Wreckage discovered of vanished Seattle-based ship ‘Destination'

From above, the profile of the vessel is clearly visible, including the bulbous bow to the right, the forward house and mast, equipment (likely crab pots) stacked amidships, the deck crane aft, and the skeg and rudder. (Credit: NOAA/USCG)

NOAA ships located the missing "Destination" fishing vessel, a Seattle-based boat, that disappeared in the Bering Sea in the winter – with a crew that’s declared legally dead.

Six members were on board the crabbing boat near St. George, Alaska in February. The U.S. Coast Guard at that time said the debris found in the search for the crabbing boat is consistent with a sunken vessel.

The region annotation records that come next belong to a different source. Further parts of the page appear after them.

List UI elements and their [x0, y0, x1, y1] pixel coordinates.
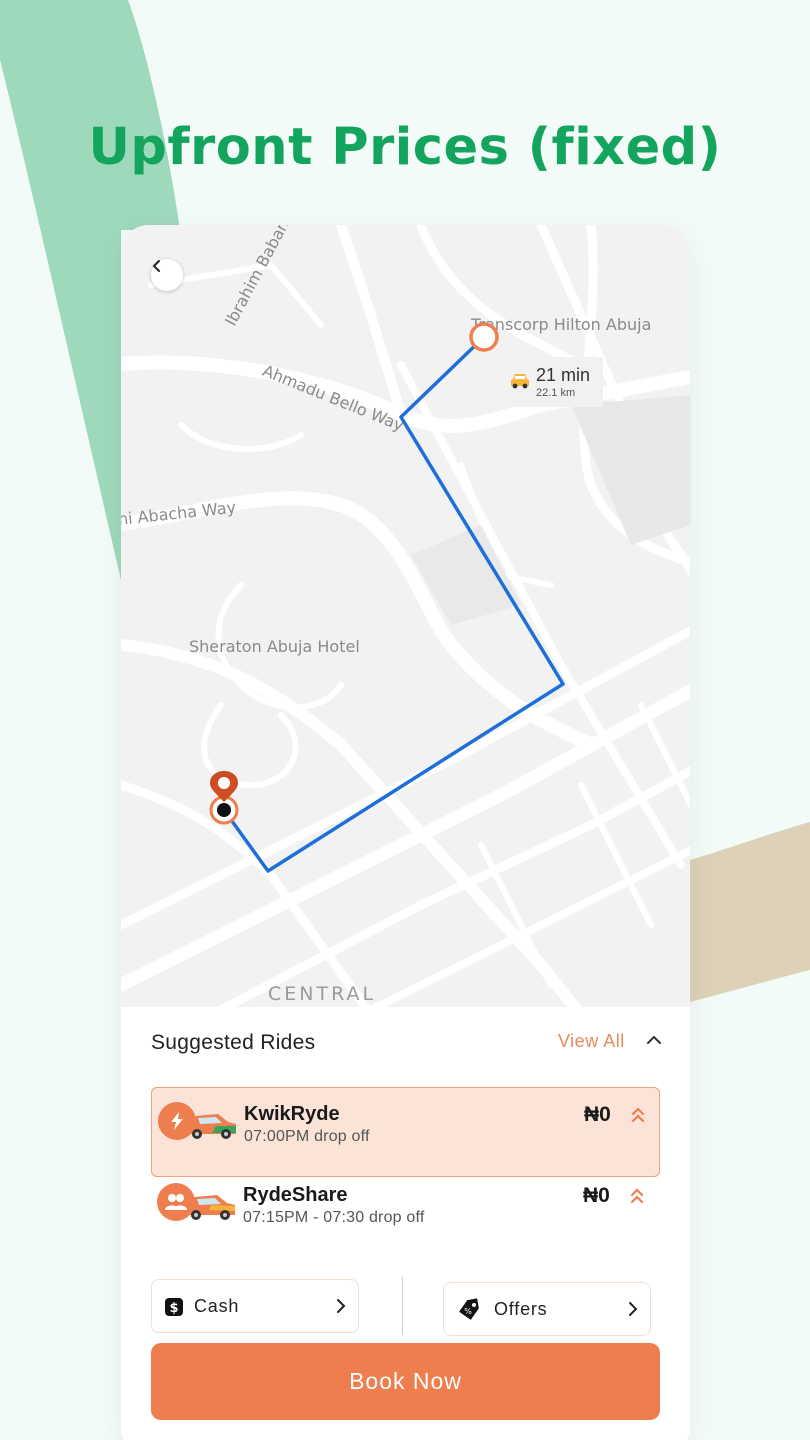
payment-divider [402, 1277, 403, 1335]
car-icon [511, 374, 529, 389]
ride-price: ₦0 [583, 1184, 610, 1207]
ride-option-kwikryde[interactable]: KwikRyde 07:00PM drop off ₦0 [151, 1087, 660, 1177]
chevron-right-icon [337, 1299, 346, 1313]
ride-price: ₦0 [584, 1103, 611, 1126]
map-view[interactable]: Transcorp Hilton Abuja Ibrahim Babangida… [121, 225, 690, 1007]
svg-text:$: $ [169, 1301, 178, 1316]
map-label-sheraton: Sheraton Abuja Hotel [189, 637, 360, 656]
ride-option-rydeshare[interactable]: RydeShare 07:15PM - 07:30 drop off ₦0 [151, 1173, 660, 1263]
chevron-left-icon [152, 260, 160, 272]
suggested-rides-title: Suggested Rides [151, 1031, 316, 1054]
cash-label: Cash [194, 1296, 240, 1316]
phone-frame: Transcorp Hilton Abuja Ibrahim Babangida… [121, 225, 690, 1440]
cash-icon: $ [165, 1298, 183, 1316]
expand-chevrons-icon[interactable] [629, 1186, 645, 1206]
offers-button[interactable]: % Offers [443, 1282, 651, 1336]
ride-name: RydeShare [243, 1184, 348, 1206]
offers-label: Offers [494, 1299, 548, 1319]
offer-tag-icon: % [459, 1298, 479, 1320]
ride-name: KwikRyde [244, 1103, 340, 1125]
map-streets [121, 225, 690, 1007]
book-now-button[interactable]: Book Now [151, 1343, 660, 1420]
chevron-up-icon[interactable] [646, 1033, 662, 1047]
group-icon [157, 1183, 195, 1221]
ride-drop-off-time: 07:15PM - 07:30 drop off [243, 1209, 425, 1226]
chevron-right-icon [629, 1302, 638, 1316]
expand-chevrons-icon[interactable] [630, 1105, 646, 1125]
payment-cash-button[interactable]: $ Cash [151, 1279, 359, 1333]
destination-marker-icon [469, 322, 499, 352]
ride-drop-off-time: 07:00PM drop off [244, 1128, 370, 1145]
eta-time: 21 min [536, 365, 591, 385]
svg-text:%: % [464, 1307, 472, 1316]
map-label-central: CENTRAL [268, 983, 377, 1005]
back-button[interactable] [151, 259, 183, 291]
eta-card: 21 min 22.1 km [499, 357, 603, 407]
lightning-icon [158, 1102, 196, 1140]
rides-panel: Suggested Rides View All KwikRyde 07:00PM… [121, 1007, 690, 1440]
headline: Upfront Prices (fixed) [88, 118, 722, 177]
eta-distance: 22.1 km [536, 387, 576, 399]
pickup-pin-icon [209, 771, 239, 825]
view-all-link[interactable]: View All [558, 1031, 625, 1052]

Over the spring, NOAA ships surveyed the area last known to the Destination with sonar to locate the missing ship in nearly 250 feet of water.

NOAA released 3D images on Thursday, showing the ship on the ocean floor.

With the wreckage and debris field located by NOAA ships, a U.S. Coast Guard dive team aboard Coast Guard Cutter Healy will use a remotely operated vehicle to investigate the wreckage later this month.

The loved ones of the six men on board identify them as Charles Glenn Jones, Larry O'Grady, Raymond Vincler, Darrik Seibold, Kai Hamik and Jeff Hathaway.

KIRO 7 talked to Larry O'Grady's wife shortly after the boat vanished.

"It's been the sit and wait game and it just tears you up. There's nothing you can do," said Gail O'Grady. "They have fished up there in terrible weather, but everybody knows their job. Everybody knows that safety first. Whatever happened, happened so fast, that nobody had any time, had any time to send out a Mayday or anything."

A memorial at Fishermen’s Terminal in Seattle was held in honor of the men. But community members reeled from the loss for months – like Keith Colburn, celebrity captain from “Deadliest Catch.

Colburn told KIRO Radio that he's lost many friends on the unforgiving Bering Sea but that doesn't make the disappearance of the Destination fishing vessel any less perplexing, or devastating.

“It’s a mystery is what it is,” Colburn said. “And this is not the first time that we’ve lost a vessel that literally just vanished.

“The only thing we can speculate is that something catastrophic gave way — a bulkhead gave way or something and flooded; maybe a weird wave and the vessel capsized instantly,” he added. “That’s all we can figure.”

Coast Guard leaders say that the discovery of the wreckage is an instrumental piece in their investigation. The Coast Guard’s Marine Board of Investigation will hold a public hearing in August.